On August 19, 2010, the Federal Trade Commission and Department of Justice published revised Horizontal Merger Guidelines that explain how federal agencies evaluate the likely competitive impact and legality of mergers.
With the Patient Protection and Affordable Care Act likely to spur consolidation involving hospitals, physicians, and other industry stakeholders, these new guidelines articulating the federal agencies' approach to competitive impact and legality of mergers will provide important guidance for health care transactions in the field.
The guidelines are also an important consideration for health care providers contemplating various mergers and combinations, including partial acquisitions in connection with the movement toward accountable care organizations, integrated delivery systems, and other consolidated enterprises.
Regardless of the form of combination pursued, antitrust compliance variables—including post-closing market share—are often threshold concerns. Ideally, these new guidelines will inform health care organizations' strategic thinking well in advance of any discussions regarding such consolidation.
Guidelines Signal Agencies' Concerns About Anti-Competitive Mergers
The overarching purpose of the guidelines, which represent the first major revision in 18 years, is the same as previous versions: to outline the methods and types of evidence used "to predict whether a horizontal merger may substantially lessen competition" and "create, enhance, or entrench market power." The guidelines are also different in several important ways.
Among their primary functions, the guidelines do the following:
Emphasize that contemporary merger analysis is not formulaic and does not follow a predetermined, step-by-step process. Instead, it is a fluid, fact-specific process by which the agencies may "apply a variety of analytical tools" to evaluate competitive concerns.
De-emphasize the importance of market definition. Under the old guidelines the first step in any analysis was to define a relevant geographic and product/service market. The new guidelines state that "the measurement of market shares and definition is not an end in itself . . . . The Agencies' analysis need not start with market definition." This change signals the agencies' readiness to act on anti-trust theories of direct market impact that do not require traditional proof of separate products/services and geographic markets.
Eliminate "safe harbor" market share presumptions. Under the old guidelines, a merger resulting in a market share determination below 35 percent would usually not raise concerns. The new guidelines eliminate that safe harbor and state that the agencies "may rely on any reasonably available and reliable information to evaluate the extent of direct competition" between merging firms.
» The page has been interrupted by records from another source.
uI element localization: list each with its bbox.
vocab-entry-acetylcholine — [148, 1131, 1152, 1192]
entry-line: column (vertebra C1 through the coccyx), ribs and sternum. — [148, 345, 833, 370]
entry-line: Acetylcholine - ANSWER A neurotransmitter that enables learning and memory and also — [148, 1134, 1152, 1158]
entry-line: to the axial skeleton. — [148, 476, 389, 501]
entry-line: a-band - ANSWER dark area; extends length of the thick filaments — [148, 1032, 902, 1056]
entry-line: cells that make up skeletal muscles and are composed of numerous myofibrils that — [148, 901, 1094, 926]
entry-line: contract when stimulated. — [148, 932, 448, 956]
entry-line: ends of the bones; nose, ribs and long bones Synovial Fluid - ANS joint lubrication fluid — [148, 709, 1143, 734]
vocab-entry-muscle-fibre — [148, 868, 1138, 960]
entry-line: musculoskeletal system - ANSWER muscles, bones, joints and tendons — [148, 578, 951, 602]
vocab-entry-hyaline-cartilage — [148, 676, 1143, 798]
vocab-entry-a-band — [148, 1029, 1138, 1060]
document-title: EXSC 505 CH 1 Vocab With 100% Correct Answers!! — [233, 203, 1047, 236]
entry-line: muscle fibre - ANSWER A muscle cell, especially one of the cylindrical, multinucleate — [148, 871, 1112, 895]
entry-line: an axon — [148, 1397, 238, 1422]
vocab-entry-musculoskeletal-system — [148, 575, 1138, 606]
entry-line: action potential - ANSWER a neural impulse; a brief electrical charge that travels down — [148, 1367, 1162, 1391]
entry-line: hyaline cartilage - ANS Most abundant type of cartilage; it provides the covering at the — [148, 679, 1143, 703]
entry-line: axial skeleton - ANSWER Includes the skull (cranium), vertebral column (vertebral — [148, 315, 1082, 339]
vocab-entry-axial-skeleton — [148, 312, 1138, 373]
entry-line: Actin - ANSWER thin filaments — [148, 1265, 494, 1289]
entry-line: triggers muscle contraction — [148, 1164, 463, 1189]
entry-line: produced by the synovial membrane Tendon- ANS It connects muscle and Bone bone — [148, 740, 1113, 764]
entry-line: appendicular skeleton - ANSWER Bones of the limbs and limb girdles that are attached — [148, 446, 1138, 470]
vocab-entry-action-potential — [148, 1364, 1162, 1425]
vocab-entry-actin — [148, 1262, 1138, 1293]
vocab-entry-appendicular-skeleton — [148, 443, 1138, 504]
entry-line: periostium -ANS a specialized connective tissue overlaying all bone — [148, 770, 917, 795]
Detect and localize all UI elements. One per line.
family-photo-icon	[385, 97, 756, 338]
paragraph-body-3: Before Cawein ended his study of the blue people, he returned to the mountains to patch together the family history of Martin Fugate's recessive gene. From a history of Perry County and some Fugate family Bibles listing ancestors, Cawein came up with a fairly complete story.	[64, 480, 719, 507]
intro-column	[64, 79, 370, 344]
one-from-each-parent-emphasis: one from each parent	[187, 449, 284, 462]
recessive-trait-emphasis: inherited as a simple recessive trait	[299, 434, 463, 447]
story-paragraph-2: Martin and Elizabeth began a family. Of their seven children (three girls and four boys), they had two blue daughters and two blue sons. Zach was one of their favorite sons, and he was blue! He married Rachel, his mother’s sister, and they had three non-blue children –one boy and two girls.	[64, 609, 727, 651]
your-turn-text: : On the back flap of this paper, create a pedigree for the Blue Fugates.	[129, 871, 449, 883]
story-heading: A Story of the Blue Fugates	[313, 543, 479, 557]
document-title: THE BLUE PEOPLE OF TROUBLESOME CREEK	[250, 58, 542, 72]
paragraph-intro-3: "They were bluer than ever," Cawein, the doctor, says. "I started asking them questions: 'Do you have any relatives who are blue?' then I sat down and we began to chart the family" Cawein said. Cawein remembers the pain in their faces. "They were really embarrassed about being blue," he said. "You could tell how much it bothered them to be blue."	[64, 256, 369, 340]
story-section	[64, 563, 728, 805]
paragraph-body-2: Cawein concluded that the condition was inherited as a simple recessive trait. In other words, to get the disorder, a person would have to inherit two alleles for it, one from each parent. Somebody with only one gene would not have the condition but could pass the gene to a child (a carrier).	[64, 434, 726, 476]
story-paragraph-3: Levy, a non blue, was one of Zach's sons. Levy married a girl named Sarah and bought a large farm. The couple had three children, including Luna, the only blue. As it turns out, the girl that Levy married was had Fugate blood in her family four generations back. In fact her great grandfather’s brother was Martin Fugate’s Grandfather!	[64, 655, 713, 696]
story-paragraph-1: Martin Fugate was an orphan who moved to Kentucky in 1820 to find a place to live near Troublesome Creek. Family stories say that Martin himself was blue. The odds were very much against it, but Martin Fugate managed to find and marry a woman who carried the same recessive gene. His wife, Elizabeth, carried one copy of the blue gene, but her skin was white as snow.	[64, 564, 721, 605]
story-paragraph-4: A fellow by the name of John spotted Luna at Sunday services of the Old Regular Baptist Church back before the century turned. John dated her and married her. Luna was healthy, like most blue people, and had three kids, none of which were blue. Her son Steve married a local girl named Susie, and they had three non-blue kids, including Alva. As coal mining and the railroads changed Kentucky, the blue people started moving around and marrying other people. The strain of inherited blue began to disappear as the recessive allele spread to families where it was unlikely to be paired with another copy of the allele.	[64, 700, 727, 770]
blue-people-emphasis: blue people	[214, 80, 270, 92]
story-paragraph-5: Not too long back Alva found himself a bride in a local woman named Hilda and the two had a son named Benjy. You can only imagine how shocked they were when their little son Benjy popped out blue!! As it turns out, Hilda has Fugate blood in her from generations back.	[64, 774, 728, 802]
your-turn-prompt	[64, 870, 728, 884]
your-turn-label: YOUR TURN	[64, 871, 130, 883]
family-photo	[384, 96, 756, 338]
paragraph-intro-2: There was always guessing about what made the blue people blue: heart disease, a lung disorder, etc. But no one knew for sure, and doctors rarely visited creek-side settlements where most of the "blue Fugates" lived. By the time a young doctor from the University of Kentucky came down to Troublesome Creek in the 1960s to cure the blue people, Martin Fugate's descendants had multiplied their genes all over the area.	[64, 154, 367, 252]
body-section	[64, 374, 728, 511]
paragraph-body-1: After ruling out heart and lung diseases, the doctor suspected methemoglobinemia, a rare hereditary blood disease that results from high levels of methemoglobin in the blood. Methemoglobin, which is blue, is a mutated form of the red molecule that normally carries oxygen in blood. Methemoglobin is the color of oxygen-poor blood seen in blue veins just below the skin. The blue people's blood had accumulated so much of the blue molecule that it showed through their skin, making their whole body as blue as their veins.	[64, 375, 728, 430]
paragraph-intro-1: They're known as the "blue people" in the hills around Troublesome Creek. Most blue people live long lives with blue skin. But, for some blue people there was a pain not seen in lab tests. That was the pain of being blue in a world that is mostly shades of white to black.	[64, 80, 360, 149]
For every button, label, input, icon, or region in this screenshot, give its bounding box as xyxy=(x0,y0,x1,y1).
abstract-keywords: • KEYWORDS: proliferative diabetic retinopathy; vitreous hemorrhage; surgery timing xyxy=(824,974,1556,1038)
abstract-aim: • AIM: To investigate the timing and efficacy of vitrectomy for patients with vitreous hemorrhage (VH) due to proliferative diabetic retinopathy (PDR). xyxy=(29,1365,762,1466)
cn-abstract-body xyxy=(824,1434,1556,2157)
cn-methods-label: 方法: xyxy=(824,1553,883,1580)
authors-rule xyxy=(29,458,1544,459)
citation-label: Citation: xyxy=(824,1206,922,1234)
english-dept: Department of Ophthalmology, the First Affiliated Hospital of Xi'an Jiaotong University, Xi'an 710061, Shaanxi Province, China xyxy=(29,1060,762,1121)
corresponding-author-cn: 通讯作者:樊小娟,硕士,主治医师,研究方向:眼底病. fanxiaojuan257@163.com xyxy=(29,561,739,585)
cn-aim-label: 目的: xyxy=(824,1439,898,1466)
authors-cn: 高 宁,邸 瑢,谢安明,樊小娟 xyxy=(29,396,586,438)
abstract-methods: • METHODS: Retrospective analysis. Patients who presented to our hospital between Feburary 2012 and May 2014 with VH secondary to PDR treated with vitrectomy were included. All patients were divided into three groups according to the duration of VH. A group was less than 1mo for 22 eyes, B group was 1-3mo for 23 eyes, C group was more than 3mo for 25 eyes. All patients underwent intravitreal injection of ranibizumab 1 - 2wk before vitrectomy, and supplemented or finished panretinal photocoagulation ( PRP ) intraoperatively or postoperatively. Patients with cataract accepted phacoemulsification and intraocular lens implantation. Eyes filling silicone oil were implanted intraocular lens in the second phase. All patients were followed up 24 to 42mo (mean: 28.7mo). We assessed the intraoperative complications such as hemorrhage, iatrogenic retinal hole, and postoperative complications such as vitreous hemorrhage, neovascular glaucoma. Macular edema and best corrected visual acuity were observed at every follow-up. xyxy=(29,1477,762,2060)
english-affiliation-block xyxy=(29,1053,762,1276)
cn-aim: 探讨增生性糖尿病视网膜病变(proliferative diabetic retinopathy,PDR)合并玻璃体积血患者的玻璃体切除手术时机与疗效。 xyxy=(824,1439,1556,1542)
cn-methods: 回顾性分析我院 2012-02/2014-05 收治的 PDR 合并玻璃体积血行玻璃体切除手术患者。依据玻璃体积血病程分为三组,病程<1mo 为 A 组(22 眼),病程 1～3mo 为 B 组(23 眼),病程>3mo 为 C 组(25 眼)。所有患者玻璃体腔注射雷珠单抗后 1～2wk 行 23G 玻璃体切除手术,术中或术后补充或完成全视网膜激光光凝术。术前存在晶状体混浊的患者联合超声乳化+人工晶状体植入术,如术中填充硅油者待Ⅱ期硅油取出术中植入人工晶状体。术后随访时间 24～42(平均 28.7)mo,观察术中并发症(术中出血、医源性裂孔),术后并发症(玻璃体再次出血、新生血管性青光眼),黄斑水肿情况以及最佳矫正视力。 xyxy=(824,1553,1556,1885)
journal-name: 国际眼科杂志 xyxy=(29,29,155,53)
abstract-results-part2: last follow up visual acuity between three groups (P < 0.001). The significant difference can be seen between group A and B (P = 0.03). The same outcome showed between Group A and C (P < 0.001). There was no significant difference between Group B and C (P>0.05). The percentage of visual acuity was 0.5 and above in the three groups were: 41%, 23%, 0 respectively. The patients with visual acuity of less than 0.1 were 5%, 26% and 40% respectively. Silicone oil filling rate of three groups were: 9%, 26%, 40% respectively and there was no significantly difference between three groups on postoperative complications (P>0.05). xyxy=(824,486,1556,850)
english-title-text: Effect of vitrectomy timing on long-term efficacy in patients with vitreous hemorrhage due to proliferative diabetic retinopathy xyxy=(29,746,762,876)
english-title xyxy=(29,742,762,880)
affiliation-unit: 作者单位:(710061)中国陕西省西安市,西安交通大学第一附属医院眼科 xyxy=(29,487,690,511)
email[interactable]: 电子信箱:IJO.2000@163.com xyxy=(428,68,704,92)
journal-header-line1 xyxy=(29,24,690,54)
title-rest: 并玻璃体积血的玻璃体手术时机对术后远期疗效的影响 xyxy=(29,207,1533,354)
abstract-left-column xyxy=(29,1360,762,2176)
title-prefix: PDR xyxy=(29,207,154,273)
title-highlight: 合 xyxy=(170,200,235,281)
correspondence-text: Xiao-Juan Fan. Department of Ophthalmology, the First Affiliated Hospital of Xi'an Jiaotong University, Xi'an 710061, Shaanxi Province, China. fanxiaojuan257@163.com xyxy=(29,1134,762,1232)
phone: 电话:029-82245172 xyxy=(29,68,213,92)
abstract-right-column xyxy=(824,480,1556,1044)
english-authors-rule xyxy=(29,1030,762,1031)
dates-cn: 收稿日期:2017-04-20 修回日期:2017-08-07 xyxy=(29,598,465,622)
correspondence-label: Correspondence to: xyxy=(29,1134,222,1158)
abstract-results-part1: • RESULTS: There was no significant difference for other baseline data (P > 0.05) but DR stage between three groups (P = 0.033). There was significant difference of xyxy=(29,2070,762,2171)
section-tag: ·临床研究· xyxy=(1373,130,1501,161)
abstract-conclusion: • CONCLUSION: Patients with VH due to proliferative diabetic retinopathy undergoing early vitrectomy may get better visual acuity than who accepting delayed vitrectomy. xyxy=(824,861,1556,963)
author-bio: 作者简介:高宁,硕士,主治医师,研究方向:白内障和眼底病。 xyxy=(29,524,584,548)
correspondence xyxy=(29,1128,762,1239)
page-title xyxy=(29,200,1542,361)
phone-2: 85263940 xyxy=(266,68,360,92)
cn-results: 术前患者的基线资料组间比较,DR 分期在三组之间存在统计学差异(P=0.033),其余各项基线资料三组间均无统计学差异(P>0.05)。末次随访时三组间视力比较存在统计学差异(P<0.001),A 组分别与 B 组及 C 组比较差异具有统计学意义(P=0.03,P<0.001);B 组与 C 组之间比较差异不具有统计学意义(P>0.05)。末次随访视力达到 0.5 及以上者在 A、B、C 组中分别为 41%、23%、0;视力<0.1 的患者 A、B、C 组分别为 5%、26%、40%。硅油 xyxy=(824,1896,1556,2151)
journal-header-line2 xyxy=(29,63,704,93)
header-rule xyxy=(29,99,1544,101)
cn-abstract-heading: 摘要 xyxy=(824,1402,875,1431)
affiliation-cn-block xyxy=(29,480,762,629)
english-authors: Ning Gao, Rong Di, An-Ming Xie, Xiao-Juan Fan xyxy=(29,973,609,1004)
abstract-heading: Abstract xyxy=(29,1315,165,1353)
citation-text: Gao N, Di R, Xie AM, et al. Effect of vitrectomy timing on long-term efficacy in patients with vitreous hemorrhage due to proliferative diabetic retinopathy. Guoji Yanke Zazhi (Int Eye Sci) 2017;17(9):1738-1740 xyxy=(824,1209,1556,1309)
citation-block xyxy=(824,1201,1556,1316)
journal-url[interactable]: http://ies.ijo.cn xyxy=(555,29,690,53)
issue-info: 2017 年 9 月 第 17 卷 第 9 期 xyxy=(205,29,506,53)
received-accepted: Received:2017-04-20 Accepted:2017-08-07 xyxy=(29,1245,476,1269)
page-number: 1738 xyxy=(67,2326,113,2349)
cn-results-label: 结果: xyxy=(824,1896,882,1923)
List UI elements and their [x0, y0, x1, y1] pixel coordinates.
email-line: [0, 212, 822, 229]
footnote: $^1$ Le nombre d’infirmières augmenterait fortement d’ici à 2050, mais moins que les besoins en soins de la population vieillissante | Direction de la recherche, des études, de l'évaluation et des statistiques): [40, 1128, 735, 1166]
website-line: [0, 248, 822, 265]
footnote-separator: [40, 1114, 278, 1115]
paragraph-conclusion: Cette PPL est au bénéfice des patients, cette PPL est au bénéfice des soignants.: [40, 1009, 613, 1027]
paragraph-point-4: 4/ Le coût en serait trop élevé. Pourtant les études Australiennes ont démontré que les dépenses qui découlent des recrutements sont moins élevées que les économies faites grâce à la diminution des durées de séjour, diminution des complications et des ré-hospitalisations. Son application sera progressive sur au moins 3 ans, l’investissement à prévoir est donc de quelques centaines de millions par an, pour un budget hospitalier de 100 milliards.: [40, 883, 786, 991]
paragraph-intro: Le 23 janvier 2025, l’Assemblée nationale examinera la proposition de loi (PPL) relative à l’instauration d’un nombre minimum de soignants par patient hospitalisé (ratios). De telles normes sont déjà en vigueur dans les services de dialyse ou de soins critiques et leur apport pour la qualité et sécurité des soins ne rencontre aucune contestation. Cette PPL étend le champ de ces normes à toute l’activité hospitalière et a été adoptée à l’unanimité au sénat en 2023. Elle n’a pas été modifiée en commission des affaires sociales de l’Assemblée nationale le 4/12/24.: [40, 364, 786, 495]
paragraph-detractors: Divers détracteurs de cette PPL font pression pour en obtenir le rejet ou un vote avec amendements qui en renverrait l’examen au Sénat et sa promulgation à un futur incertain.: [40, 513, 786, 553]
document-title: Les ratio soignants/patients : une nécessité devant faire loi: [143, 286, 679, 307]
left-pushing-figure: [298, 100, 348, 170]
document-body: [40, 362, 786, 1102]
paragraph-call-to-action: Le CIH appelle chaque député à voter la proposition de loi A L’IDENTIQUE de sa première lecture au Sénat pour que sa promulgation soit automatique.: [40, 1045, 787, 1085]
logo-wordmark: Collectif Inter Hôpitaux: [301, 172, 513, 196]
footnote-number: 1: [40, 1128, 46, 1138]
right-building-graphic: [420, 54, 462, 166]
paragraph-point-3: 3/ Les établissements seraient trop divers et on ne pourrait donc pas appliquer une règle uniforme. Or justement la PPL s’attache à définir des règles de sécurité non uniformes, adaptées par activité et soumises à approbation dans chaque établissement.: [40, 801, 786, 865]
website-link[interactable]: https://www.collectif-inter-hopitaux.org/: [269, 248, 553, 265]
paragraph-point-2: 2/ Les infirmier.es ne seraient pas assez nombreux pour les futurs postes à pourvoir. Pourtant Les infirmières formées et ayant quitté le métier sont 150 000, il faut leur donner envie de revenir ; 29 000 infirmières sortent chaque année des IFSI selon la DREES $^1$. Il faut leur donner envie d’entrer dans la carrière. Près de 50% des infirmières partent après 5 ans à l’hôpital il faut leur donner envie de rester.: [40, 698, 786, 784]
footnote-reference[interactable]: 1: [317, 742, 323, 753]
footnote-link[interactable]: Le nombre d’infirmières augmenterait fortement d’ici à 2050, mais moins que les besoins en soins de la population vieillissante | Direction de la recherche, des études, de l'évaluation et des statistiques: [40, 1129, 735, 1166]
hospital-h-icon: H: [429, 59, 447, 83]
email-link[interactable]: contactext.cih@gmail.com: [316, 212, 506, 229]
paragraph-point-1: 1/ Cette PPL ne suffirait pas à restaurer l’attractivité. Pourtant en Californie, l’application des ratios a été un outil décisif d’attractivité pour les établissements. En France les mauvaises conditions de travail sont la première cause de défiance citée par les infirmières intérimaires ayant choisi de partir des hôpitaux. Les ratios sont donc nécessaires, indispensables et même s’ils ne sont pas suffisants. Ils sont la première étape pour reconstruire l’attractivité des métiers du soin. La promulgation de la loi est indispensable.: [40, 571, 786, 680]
Consequently a specific factual analysis is recommended for a broader group of contemplated mergers.
Introduce a new set of analytic tools agencies may use to examine the competitive impact of mergers. Most controversially, the new guidelines provide for the use of "diversion ratios," which is a measure of the proportion of sales that one merging firm would capture from the other merging firm in response to a price increase. This method has been criticized for overstating the price increases and anti-competitive effects that are likely to result from a merger, and the new guidelines provide little detail on the process.
Old Assumptions May Not Hold True Under New Guidelines
By replacing more rigid, formulaic modes of analysis with a broader, more flexible set of tools and principles, the new guidelines are likely to give the FTC and DOJ more leeway to challenge mergers they believe will have anticompetitive effects. Whether courts will adopt the approaches of the guidelines, especially when the guidelines conflict with existing precedent, is less certain.
The merger review currently conducted by the FTC and DOJ is increasingly fact intensive and context specific—and few bright-line rules or safe-harbors apply. The agencies have also expanded their theories of anti-competitive effects to include the loss of innovation and elimination of "mavericks," which may increase the complexity of some combinations and the risk of a government challenge.
As a result, hospitals, health systems and others contemplating a merger may no longer be able to rely on old assumptions about what mergers are "safe" and would be well advised to review potential combinations with antitrust counsel using a fact-specific approach that reflects the new approach.